Posted: Mon Feb 10, 2014 10:48 am
by RossEvans
russellhltn wrote:
RossEvans wrote:Technically, using a proper backup server in a remote data center, professionally administered, is a good solution. It seems that the church is moving toward that solution with its own central servers, but that solution is so local backups are still a good idea.

When you say "not yet complete and comprehensive" is it because you don't think once a month is enough or because it's only for MLS?


I was only talking about MLS. There still are some holes in the content being uploaded to headquarters (HT/VT, etc.). And the frequency of the MLS backup-set file monthly is insufficient to be the primary backup, only a last-ditch fallback. We really need daily backups whenever MLS data changes, which is most days that MLS is accessed.

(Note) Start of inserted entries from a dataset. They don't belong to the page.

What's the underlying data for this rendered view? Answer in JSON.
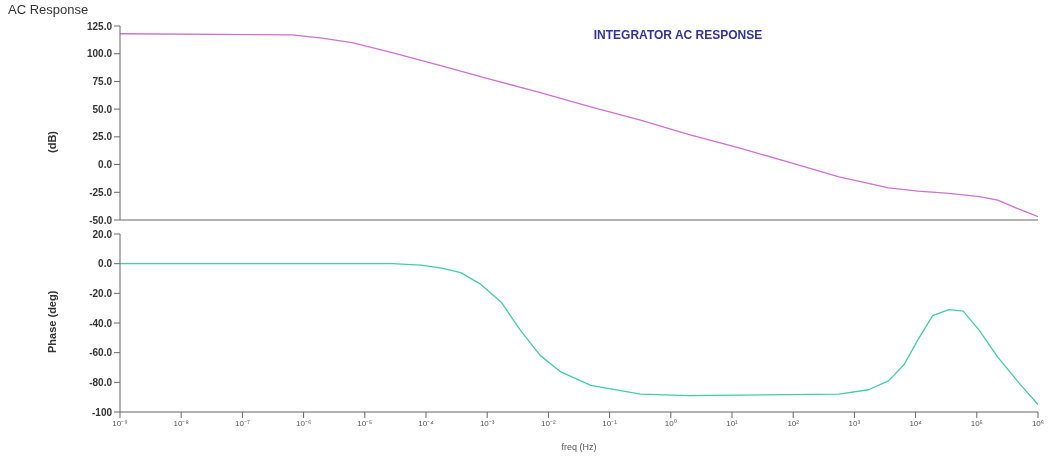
{
  "chart_data": [
    {
      "type": "line",
      "title": "AC Response",
      "annotations": [
        "INTEGRATOR AC RESPONSE"
      ],
      "ylabel": "(dB)",
      "log": "x",
      "tick_labels": "y",
      "marker": "none",
      "line_style": "solid",
      "xlim": [
        1e-09,
        1000000
      ],
      "ylim": [
        -50,
        125
      ],
      "yticks": [
        {
          "value": -50,
          "label": "-50.0"
        },
        {
          "value": -25,
          "label": "-25.0"
        },
        {
          "value": 0,
          "label": "0.0"
        },
        {
          "value": 25,
          "label": "25.0"
        },
        {
          "value": 50,
          "label": "50.0"
        },
        {
          "value": 75,
          "label": "75.0"
        },
        {
          "value": 100,
          "label": "100.0"
        },
        {
          "value": 125,
          "label": "125.0"
        }
      ],
      "series": [
        {
          "color": "#d070d0",
          "x": [
            1e-09,
            6.5e-07,
            2e-06,
            6.2e-06,
            2.8e-05,
            0.00018,
            0.0011,
            0.0074,
            0.049,
            0.32,
            2,
            13,
            87,
            560,
            1700,
            3600,
            11000,
            35000,
            110000,
            220000,
            480000,
            1000000
          ],
          "values": [
            118,
            117,
            114,
            110,
            101,
            89,
            77,
            65,
            52,
            40,
            27,
            15,
            2,
            -11,
            -17,
            -21,
            -24,
            -26,
            -29,
            -32,
            -40,
            -47
          ]
        }
      ]
    },
    {
      "type": "line",
      "xlabel": "freq (Hz)",
      "ylabel": "Phase (deg)",
      "log": "x",
      "marker": "none",
      "line_style": "solid",
      "xlim": [
        1e-09,
        1000000
      ],
      "xticks": [
        {
          "value": 1e-09,
          "label": "10⁻⁹"
        },
        {
          "value": 1e-08,
          "label": "10⁻⁸"
        },
        {
          "value": 1e-07,
          "label": "10⁻⁷"
        },
        {
          "value": 1e-06,
          "label": "10⁻⁶"
        },
        {
          "value": 1e-05,
          "label": "10⁻⁵"
        },
        {
          "value": 0.0001,
          "label": "10⁻⁴"
        },
        {
          "value": 0.001,
          "label": "10⁻³"
        },
        {
          "value": 0.01,
          "label": "10⁻²"
        },
        {
          "value": 0.1,
          "label": "10⁻¹"
        },
        {
          "value": 1,
          "label": "10⁰"
        },
        {
          "value": 10,
          "label": "10¹"
        },
        {
          "value": 100,
          "label": "10²"
        },
        {
          "value": 1000,
          "label": "10³"
        },
        {
          "value": 10000,
          "label": "10⁴"
        },
        {
          "value": 100000,
          "label": "10⁵"
        },
        {
          "value": 1000000,
          "label": "10⁶"
        }
      ],
      "ylim": [
        -100,
        20
      ],
      "yticks": [
        {
          "value": -100,
          "label": "-100"
        },
        {
          "value": -80,
          "label": "-80.0"
        },
        {
          "value": -60,
          "label": "-60.0"
        },
        {
          "value": -40,
          "label": "-40.0"
        },
        {
          "value": -20,
          "label": "-20.0"
        },
        {
          "value": 0,
          "label": "0.0"
        },
        {
          "value": 20,
          "label": "20.0"
        }
      ],
      "series": [
        {
          "color": "#40d0a0",
          "x": [
            1e-09,
            2.8e-05,
            8.3e-05,
            0.00018,
            0.00037,
            0.00079,
            0.0017,
            0.0035,
            0.0074,
            0.016,
            0.049,
            0.32,
            2,
            560,
            1700,
            3600,
            6500,
            11000,
            19000,
            35000,
            60000,
            110000,
            220000,
            480000,
            1000000
          ],
          "values": [
            0,
            0,
            -1,
            -3,
            -6,
            -14,
            -26,
            -45,
            -62,
            -73,
            -82,
            -88,
            -89,
            -88,
            -85,
            -79,
            -68,
            -51,
            -35,
            -31,
            -32,
            -45,
            -63,
            -80,
            -95
          ]
        }
      ]
    }
  ]
}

It would be nice if the backup files created by MLS were always uploaded automatically to headquarters servers upon exit from the application. But for whatever reason (growth of that file, server-side bandwidth on Sundays, perhaps?) that solution has not been implemented. So the local backups still fill that void:

1) Backup from MLS to C: to handle simple content-level restores of MLS application data.
2) Copy that to a secured USB drive (in case the C: drive fails).
3) Copy that redundantly to another USB drive carried offsite by a clerk (in case the building burns down).
4) Fall back to the headquarters backups and reenter data as needed (in case that clerk was in the building when it burned down).

But since you mention it, some solution to back up the non-confidential stuff on the C: drive, while not as mission-critical, would also be nice. In our case. we really should at least do a simple copy or zip archive of the relatively small Documents folder to the USB drive, but we haven't been doing that.